Source: Analytics Edge Unit 6 Homework

Techniques involved: Normalization, cluster-then-predict

In the second lecture sequence this week, we heard about cluster-then-predict, a methodology in which you first cluster observations and then build cluster-specific prediction models. In the lecture sequence, we saw how this methodology helped improve the prediction of heart attack risk. In this assignment, we’ll use cluster-then-predict to predict future stock prices using historical stock data.

When selecting which stocks to invest in, investors seek to obtain good future returns. In this problem, we will first use clustering to identify clusters of stocks that have similar returns over time. Then, we’ll use logistic regression to predict whether or not the stocks will have positive future returns.

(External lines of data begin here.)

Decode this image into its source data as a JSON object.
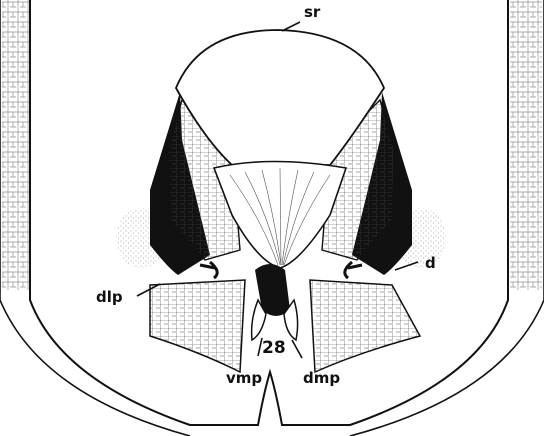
{
  "figure": {
    "number": "28",
    "labels": {
      "sr": "sr",
      "d": "d",
      "dlp": "dlp",
      "vmp": "vmp",
      "dmp": "dmp"
    }
  },
  "colors": {
    "ink": "#111111",
    "paper": "#ffffff",
    "stipple": "#9a9a9a"
  }
}
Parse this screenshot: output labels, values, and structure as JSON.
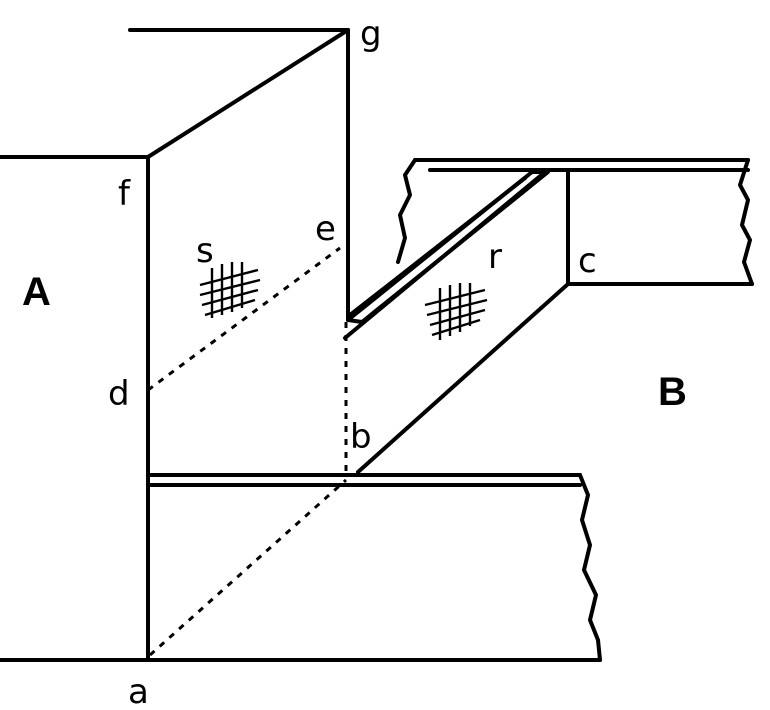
{
  "labels": {
    "A": "A",
    "B": "B",
    "a": "a",
    "b": "b",
    "c": "c",
    "d": "d",
    "e": "e",
    "f": "f",
    "g": "g",
    "r": "r",
    "s": "s"
  }
}
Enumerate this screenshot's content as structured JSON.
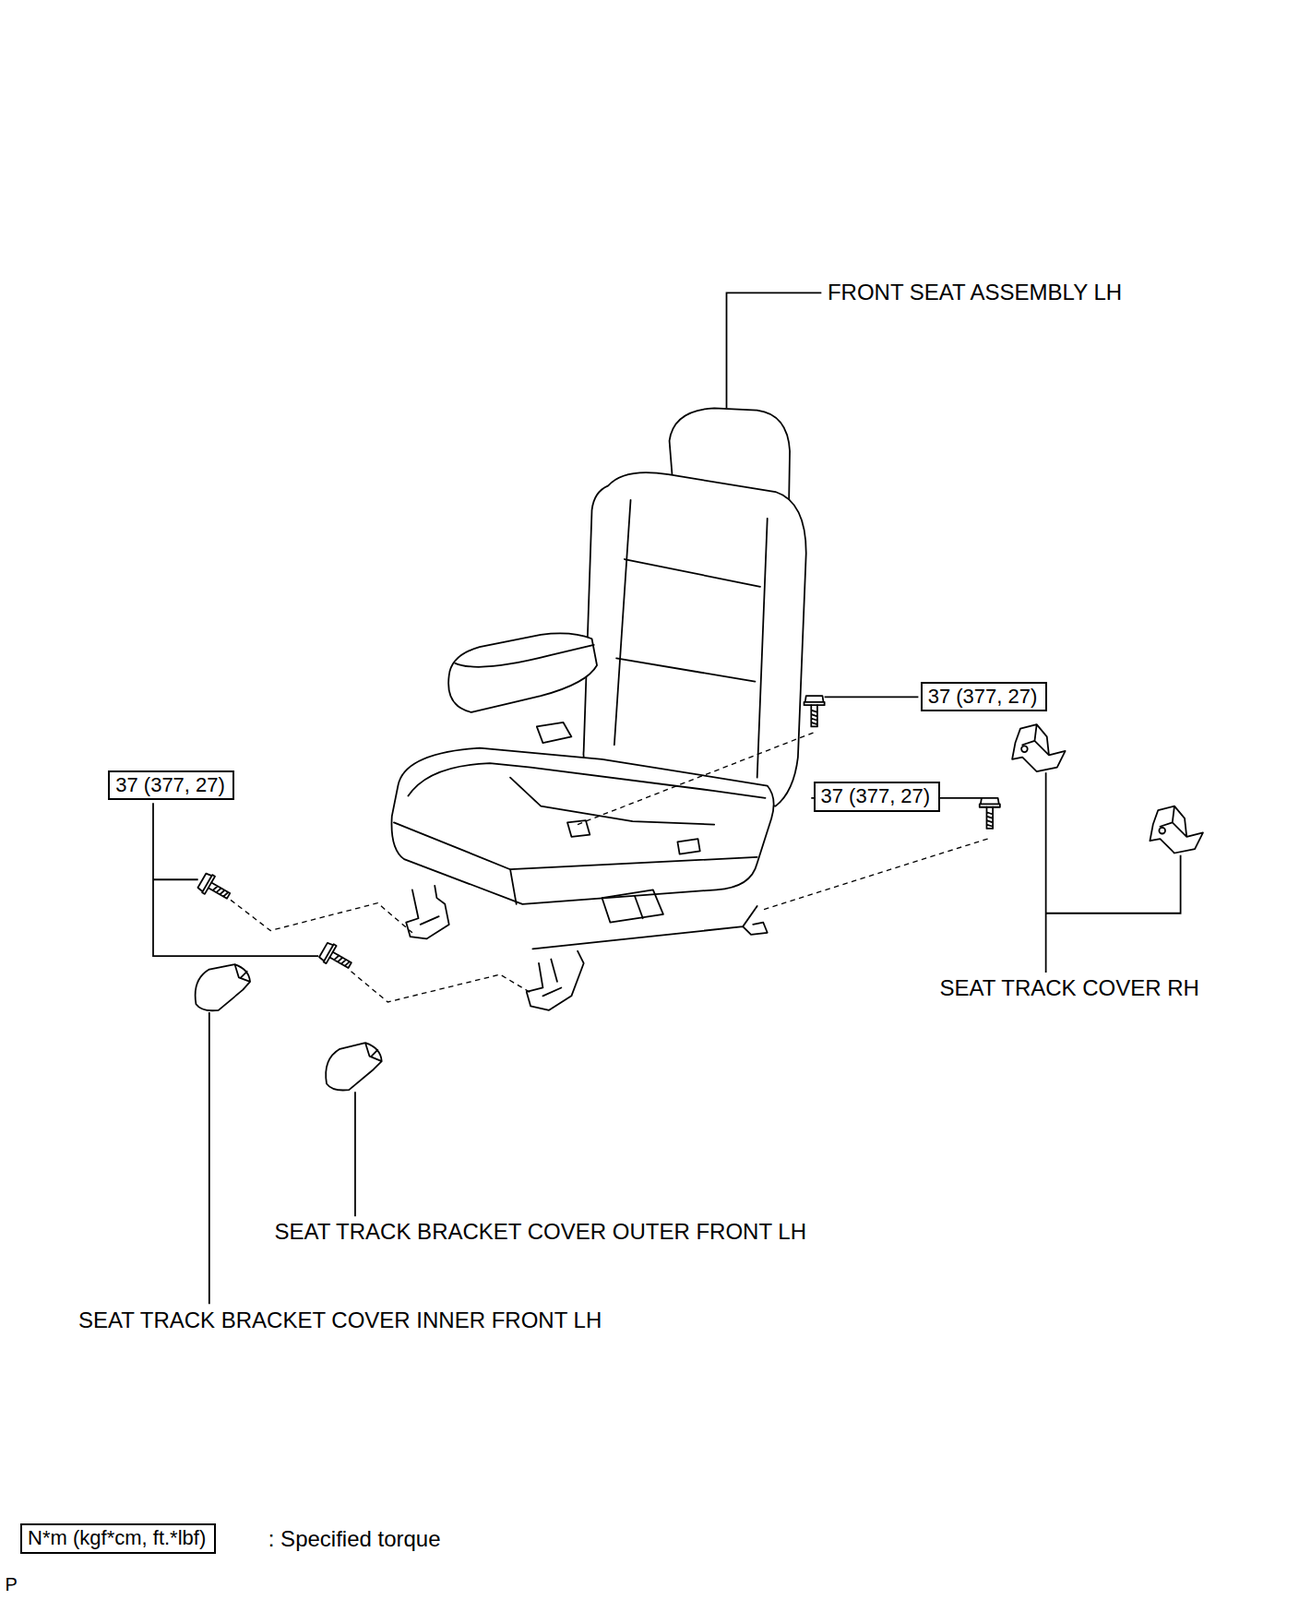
{
  "diagram": {
    "nodes": [
      {
        "text": [
          "37 (377, 27)"
        ]
      },
      {
        "text": [
          "37 (377, 27)"
        ]
      },
      {
        "text": [
          "37 (377, 27)"
        ]
      },
      {
        "text": [
          "N*m (kgf*cm, ft.*lbf)"
        ]
      }
    ],
    "labels": [
      "FRONT SEAT ASSEMBLY LH",
      "SEAT TRACK COVER RH",
      "SEAT TRACK BRACKET COVER OUTER FRONT LH",
      "SEAT TRACK BRACKET COVER INNER FRONT LH",
      ": Specified torque",
      "P"
    ]
  }
}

For this problem, we’ll use StocksCluster.csv, which contains monthly stock returns from the NASDAQ stock exchange. The NASDAQ is the second-largest stock exchange in the world, and it lists many technology companies. The stock price data used in this problem was obtained from infochimps, a website providing access to many datasets.

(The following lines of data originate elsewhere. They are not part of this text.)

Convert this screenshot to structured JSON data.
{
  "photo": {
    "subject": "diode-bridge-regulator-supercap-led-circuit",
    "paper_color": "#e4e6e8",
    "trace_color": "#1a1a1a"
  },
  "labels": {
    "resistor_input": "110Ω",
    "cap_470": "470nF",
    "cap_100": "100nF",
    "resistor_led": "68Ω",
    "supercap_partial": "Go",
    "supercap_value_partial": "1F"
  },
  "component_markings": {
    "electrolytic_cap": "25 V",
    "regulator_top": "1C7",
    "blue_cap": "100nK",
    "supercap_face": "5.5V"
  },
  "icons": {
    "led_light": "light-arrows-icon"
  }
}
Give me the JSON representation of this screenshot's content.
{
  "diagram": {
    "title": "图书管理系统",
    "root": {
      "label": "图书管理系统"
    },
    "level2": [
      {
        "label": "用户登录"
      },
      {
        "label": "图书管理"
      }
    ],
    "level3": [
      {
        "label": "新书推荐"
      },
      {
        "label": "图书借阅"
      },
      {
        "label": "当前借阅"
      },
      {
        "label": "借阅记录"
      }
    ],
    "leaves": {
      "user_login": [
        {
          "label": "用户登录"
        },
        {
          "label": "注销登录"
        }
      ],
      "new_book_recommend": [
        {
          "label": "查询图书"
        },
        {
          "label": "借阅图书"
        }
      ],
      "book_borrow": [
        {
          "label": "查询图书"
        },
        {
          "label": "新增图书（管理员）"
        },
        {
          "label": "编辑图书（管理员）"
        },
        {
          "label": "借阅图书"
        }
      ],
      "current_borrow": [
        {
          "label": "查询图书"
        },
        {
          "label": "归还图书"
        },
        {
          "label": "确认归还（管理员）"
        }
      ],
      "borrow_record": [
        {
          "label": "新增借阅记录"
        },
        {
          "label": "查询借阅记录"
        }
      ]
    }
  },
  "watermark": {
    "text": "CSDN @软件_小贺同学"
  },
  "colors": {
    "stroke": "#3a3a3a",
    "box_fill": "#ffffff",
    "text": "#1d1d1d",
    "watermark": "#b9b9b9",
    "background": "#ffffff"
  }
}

Each observation in the dataset is the monthly returns of a particular company in a particular year. The years included are 2000-2009. The companies are limited to tickers that were listed on the exchange for the entire period 2000-2009, and whose stock price never fell below $1. So, for example, one observation is for Yahoo in 2000, and another observation is for Yahoo in 2001. Our goal will be to predict whether or not the stock return in December will be positive, using the stock returns for the first 11 months of the year.

This dataset contains the following variables:

ReturnJan = the return for the company’s stock during January (in the year of the observation).

ReturnFeb = the return for the company’s stock during February (in the year of the observation).

ReturnMar = the return for the company’s stock during March (in the year of the observation).

ReturnApr = the return for the company’s stock during April (in the year of the observation).

ReturnMay = the return for the company’s stock during May (in the year of the observation).

ReturnJune = the return for the company’s stock during June (in the year of the observation).

ReturnJuly = the return for the company’s stock during July (in the year of the observation).

ReturnAug = the return for the company’s stock during August (in the year of the observation).

ReturnSep = the return for the company’s stock during September (in the year of the observation).

ReturnOct = the return for the company’s stock during October (in the year of the observation).

ReturnNov = the return for the company’s stock during November (in the year of the observation).

PositiveDec = whether or not the company’s stock had a positive return in December (in the year of the observation). This variable takes value 1 if the return was positive, and value 0 if the return was not positive.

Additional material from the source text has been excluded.